Chinese version: 菠菜粉丝汆丸子
- ground beef or pork: 200g
- spinach (or other vegetables such as Buk Choy or baby Buk Choy)
- (optional): clear noodle , also known as Chinese vermicelli
- (optional): dried small shrimps
- (optional) egg: 1, to soften the texture of beef
- ginger: 2 slices
- spring onion: 1
- cooking wine: 1 tbsp
- soy sauce: 2 tbsp
- pepper: to taste
- Mince one piece of ginger and one spring onion. Beat an egg. Add them to the ground beef. Then add the cooking wine, soy sauce, and pepper to the ground beef as well. The cooking wine is often used with beef in Chinese cooking to tune down the beef smell.
- Use four chopsticks or a whisk, mix the ground beef with the other ingredients
- Boil some water in a pot with one slice of ginger in it to give the soup a little more flavour.
- When the water boils, make meatballs and put them in the water. The trick of making beef meatballs is to be gentle, otherwise the meatball would taste dry and stiff. You can grab some beef, then form a circle using the thumb and the index finger, gently squeeze and push some beef out from that circle. They may not have the perfect round shape. If you are not trying to impress anyone then no matter how the meatballs look like, they will taste just as good..
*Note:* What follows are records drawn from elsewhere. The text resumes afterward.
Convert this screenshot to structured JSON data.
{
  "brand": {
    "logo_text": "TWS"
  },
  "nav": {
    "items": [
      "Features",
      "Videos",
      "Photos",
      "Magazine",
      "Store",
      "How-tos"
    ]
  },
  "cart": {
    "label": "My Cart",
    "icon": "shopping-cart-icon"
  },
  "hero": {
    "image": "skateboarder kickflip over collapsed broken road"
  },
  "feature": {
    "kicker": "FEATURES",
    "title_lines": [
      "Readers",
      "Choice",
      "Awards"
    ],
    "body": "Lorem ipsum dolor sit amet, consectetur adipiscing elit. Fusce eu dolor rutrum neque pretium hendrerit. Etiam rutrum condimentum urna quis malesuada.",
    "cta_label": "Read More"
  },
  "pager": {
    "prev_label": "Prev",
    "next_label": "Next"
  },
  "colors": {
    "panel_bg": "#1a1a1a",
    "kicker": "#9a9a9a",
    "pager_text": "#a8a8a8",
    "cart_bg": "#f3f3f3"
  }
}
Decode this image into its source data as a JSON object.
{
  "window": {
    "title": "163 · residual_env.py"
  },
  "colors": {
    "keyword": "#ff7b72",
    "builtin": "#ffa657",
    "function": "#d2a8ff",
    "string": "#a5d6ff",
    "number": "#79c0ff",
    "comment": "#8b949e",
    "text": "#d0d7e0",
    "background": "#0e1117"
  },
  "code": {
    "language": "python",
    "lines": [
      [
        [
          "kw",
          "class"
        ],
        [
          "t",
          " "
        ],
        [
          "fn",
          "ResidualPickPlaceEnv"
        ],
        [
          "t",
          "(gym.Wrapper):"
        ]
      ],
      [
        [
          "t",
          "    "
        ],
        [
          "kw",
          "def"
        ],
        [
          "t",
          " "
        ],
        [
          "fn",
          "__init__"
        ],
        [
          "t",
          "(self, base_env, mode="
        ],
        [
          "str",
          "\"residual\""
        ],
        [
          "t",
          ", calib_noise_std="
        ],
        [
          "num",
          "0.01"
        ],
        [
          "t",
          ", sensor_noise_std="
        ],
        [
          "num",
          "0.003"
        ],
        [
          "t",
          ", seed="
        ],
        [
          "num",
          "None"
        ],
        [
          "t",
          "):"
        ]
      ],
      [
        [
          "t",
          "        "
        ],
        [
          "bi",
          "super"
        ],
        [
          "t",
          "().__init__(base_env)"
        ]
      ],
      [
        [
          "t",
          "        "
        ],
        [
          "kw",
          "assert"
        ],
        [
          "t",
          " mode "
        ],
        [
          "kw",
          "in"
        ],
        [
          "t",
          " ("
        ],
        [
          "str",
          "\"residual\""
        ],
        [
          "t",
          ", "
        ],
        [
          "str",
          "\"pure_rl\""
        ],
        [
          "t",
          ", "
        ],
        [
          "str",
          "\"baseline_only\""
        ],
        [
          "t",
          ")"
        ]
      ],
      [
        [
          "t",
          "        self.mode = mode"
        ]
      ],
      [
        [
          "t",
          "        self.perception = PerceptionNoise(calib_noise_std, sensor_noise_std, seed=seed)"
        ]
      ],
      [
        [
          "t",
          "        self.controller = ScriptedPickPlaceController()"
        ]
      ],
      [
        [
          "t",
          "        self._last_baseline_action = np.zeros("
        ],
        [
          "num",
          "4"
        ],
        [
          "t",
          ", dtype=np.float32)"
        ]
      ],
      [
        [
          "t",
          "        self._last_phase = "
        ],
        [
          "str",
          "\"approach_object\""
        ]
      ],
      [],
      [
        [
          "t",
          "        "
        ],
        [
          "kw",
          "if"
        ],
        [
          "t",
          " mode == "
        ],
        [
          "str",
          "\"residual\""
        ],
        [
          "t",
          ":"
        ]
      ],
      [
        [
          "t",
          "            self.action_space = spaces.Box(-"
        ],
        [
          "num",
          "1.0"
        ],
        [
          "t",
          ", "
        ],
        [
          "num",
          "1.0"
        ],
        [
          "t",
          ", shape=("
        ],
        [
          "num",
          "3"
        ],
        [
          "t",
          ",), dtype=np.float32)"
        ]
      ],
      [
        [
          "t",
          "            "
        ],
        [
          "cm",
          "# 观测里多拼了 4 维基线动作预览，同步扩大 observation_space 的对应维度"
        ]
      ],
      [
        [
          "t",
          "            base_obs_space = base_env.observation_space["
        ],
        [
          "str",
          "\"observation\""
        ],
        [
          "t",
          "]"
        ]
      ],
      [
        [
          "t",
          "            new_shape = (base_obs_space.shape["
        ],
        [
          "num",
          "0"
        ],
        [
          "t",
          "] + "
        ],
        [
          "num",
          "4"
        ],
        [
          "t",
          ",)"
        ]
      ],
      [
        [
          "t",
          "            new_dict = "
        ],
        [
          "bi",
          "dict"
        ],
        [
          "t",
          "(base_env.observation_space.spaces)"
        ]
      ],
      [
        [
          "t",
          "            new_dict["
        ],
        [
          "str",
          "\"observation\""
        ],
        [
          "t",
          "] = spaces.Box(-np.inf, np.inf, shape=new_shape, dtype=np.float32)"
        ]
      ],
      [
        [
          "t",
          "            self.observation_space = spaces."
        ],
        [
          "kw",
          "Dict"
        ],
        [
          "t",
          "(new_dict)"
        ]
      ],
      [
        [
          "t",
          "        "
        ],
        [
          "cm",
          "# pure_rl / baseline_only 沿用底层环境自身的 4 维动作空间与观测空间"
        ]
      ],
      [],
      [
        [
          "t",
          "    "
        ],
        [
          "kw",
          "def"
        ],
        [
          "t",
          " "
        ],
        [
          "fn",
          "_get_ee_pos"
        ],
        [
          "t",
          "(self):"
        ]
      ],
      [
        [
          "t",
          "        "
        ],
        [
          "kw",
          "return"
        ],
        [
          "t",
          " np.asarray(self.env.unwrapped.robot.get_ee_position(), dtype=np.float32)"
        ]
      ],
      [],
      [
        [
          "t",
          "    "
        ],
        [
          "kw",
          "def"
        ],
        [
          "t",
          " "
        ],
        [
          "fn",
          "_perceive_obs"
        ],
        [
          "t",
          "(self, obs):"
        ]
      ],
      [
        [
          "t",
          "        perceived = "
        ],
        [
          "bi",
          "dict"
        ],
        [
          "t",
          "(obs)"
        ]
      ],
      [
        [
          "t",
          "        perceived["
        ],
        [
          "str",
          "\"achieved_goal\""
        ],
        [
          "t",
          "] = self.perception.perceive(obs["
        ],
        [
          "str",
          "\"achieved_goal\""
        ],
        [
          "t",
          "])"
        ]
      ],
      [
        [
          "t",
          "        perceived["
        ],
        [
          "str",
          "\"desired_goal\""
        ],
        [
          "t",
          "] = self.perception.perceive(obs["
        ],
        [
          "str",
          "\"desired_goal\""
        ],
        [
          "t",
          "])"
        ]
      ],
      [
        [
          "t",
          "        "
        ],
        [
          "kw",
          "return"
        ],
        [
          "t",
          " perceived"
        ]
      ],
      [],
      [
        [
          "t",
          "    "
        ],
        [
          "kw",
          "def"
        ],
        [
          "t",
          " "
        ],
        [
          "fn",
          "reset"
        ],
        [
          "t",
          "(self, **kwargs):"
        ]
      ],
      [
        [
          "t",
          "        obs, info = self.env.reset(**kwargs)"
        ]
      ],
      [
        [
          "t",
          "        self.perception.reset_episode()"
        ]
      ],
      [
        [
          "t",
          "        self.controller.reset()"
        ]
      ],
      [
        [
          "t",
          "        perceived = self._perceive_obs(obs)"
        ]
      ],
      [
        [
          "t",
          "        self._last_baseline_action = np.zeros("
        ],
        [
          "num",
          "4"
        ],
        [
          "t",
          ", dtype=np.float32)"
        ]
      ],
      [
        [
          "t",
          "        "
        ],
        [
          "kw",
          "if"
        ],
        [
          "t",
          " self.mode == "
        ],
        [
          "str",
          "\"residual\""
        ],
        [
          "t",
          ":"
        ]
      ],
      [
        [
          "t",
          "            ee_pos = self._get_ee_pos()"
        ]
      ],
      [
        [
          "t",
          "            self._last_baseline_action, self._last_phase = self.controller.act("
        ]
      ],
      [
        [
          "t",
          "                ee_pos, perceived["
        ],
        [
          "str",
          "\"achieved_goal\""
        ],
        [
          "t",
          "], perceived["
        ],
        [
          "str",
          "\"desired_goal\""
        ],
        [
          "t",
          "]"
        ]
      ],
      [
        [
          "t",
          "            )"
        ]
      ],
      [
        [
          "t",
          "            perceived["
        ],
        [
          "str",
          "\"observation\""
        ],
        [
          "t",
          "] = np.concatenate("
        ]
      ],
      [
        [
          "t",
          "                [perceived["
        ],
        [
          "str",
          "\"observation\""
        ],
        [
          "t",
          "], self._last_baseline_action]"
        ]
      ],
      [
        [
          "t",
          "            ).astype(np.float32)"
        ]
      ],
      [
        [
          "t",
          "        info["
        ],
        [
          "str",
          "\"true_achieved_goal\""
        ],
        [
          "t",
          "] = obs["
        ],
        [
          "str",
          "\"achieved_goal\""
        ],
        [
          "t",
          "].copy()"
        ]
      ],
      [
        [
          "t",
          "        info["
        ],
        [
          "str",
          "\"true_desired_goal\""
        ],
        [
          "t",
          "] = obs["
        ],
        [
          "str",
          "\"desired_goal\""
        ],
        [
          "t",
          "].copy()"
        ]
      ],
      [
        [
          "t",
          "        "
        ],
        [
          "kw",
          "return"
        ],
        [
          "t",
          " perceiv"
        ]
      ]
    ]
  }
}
- After all the meatballs are in the pot, there will be bits of scum floating on the soup. You can skim them off with a spoon or a ladle.
- Wait until the water boils again and all the meatballs are floating, then add clear noodle (optional), spinach (wash them before putting into the pot if they are not pre-washed), and dried small shrimps (optional). Wait until the water boils again and transfer everything into a bowl including the soup.
Sometimes you can use a timeline to minimize total cooking time. For example in this dish, you can start by boiling the water (step 3), and then go and deal with the ground beef in step 1 and 2. This way you have something to do while waiting for the water to boil. To keep the flow of the instructions, the steps I put in the recipes are not always in the same order as how I actually cook. With more cooking experiences, you can come up with your own timeline for each recipe with ease.